Plotting the CX line of demarcation
The deeper his team dives into the customer analytics at BMO Financial Group, the more Chris Menezes realizes that each customer is bent on charting his or her own unique experience through the organization’s digital and human channels.
“It’s really up to the customers as to the channel that is most appropriate for them,” says Menezes, who heads a rapidly growing, 23-member team of personalization and web experimentation strategists from BMO’s operational headquarters in Toronto.
Determining exactly when it makes more sense for the customer to transact through a digital self-service channel or through a human channel isn’t as simple as paper versus plastic. The customer’s digital self-serve versus human interaction decision is often dictated by the nature of the transaction.
“For example, if a customer is applying for a mortgage, they may want to do things in person versus applying online for a credit card, which is more like a retail product,” he says. “There’s a mix of experiences that have to be informed by data analytics and research.… There could be different touchpoints, different markets, different contexts, different user journeys. So we aim to understand what the customers need.”
Whatever the digital touchpoint, the personalization team’s goal is to reduce friction for the customer. Its primary focus is personalizing the digital customer journey via BMO’s mobile apps and website. The bank, with $850 billion in assets, operates more than 1,600 branches in Canada and the United States.
Personalization, Menezes says, “is the interaction between data, technology and the user experience, with data as the foundation.” Through digital channels,
BMO collects a wealth of information to customize experiences. “When customers log in, we have their digital banking history, as well as information about what they’re doing on our website. That presents an opportunity for us to dynamically change the website to create a more personalized experience for them.”
At Wintrust Bank, the tipping point between a customer going digital self-serve versus talking to a human in a branch or call center often used to be generational. “Younger customers were all digital, and generally speaking, older customers wanted to know there is a branch and somebody specific there they can talk to,” says Tom Ormseth, Wintrust’s executive vice president for digital channels and transaction banking. “But we’re not seeing that line of demarcation so much anymore” as older customers have grown more comfortable with digital channels.
Customers at Wintrust, with $35 billion in assets and 190 branches in greater Chicago, now fall into two broad categories: digital only and digital hybrid, according to Ormseth. In the hybrid category, mobile-first customers will occasionally drop into a branch or consult the call center, while branch-centric customers will sometimes use mobile and online channels. The digital vs. human decision is often based on convenience, Ormseth says.
Branch banking will continue to play an important role for Wintrust. “Seven or eight years ago, there was talk in the industry that branch banks were going to disappear,” he says. “But what they’re doing is changing.
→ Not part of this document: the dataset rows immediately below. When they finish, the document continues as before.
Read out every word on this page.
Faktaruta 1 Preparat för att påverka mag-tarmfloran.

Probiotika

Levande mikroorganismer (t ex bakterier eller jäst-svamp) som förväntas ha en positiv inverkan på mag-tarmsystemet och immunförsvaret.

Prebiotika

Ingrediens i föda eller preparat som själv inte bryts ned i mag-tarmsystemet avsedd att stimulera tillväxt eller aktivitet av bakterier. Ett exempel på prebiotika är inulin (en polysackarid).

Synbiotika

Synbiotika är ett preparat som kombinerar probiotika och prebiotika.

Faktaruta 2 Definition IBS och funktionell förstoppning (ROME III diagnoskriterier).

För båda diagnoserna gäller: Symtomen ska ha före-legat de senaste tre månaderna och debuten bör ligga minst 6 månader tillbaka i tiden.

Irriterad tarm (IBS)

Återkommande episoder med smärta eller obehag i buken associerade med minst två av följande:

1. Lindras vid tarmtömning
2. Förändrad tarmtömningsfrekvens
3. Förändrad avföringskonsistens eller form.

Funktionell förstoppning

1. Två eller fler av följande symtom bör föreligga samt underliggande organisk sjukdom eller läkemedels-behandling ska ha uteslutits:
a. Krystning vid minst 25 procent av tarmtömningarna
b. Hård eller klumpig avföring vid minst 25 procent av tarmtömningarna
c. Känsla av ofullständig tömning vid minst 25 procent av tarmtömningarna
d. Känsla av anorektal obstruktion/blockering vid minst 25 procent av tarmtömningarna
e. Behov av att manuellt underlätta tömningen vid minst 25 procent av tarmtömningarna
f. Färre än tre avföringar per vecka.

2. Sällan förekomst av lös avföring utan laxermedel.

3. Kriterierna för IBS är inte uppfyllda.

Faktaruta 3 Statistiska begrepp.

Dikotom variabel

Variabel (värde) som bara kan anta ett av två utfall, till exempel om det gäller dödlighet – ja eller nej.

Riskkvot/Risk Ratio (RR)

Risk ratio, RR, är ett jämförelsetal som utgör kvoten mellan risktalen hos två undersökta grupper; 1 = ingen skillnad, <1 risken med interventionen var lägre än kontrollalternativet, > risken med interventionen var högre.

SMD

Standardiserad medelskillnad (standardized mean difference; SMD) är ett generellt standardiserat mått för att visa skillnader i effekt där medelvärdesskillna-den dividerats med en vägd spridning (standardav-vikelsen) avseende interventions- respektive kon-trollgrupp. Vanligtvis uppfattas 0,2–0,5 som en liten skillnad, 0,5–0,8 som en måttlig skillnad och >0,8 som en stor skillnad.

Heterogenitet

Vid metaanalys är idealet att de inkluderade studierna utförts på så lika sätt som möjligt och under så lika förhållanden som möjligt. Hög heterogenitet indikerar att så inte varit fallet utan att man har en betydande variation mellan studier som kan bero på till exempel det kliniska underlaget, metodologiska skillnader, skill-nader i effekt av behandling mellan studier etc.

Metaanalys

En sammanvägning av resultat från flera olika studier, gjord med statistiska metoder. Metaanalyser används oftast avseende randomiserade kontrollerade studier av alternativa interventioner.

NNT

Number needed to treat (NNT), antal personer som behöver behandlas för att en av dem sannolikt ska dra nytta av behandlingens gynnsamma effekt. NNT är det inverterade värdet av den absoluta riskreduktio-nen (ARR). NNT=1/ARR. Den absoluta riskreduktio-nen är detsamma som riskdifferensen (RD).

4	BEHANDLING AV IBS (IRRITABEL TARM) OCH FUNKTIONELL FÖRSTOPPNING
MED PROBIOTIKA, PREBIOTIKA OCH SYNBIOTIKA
They’re becoming more digital.”
Wintrust, he says, runs the gamut of banking channels. “We have the digital channels and the call center where people can quickly get an answer, but there are some customers who still say they want to talk to Mary Lou in the branch.”
A customer service mix of digital, branch and call center is essential, says Alyson Clarke, a longtime banking executive who is now principal analyst for e-business and channel strategy for Forrester Research in Cambridge, Massachusetts. “When financial services customers are asked about the best experiences they want, it’s actually a combination of elements from both human and digital.
“But a lot of digital experiences completely remove the ability to engage with a human being through something like chat or videoconferencing,” Clarke says. “There is no phone number. A lot of organizations treat their channels completely separate.”
Clarke co-authored Forrester’s “U.S. Banking Customer Experience Index, 2019.” In it, she writes: “Conventional wisdom assumes that customers prefer digital experiences. As a result, companies race to create entirely digital experiences to entice customers away from contact centers and branches. That’s a mistake.
“Our data shows that the real situation is more complex. … Part of the problem is that banks’ efforts to date have been largely focused on making tasks and transactions faster and easier for customers as they increasingly push customers to self-service.”
The problem with digital-only self-service is that the experience lacks emotion, which she says is the most critical of the three dimensions of a high-quality customer experience. The other two are ease of use and effectiveness.
“What we see in financial services is that emotion has a much bigger impact on loyalty and revenue than ease or effectiveness,” she says. “Customers want to feel appreciated, valued and respected. But that is not coming through the website and app experience.”
Positive emotions do more than create feel-good moments for customers. A one-point improvement in Forrester’s 100-point Customer Experience Index can lead to more than $120 million in additional revenue for a large, multichannel bank, according to Clarke.
When faced with the choice between guiding customers through a digitized self-service experience or directing them to human-driven experience, the answer should be all of the above, Clarke says. “Banks need to be agnostic about this and fuse the digital and human channels, and let the customers choose.”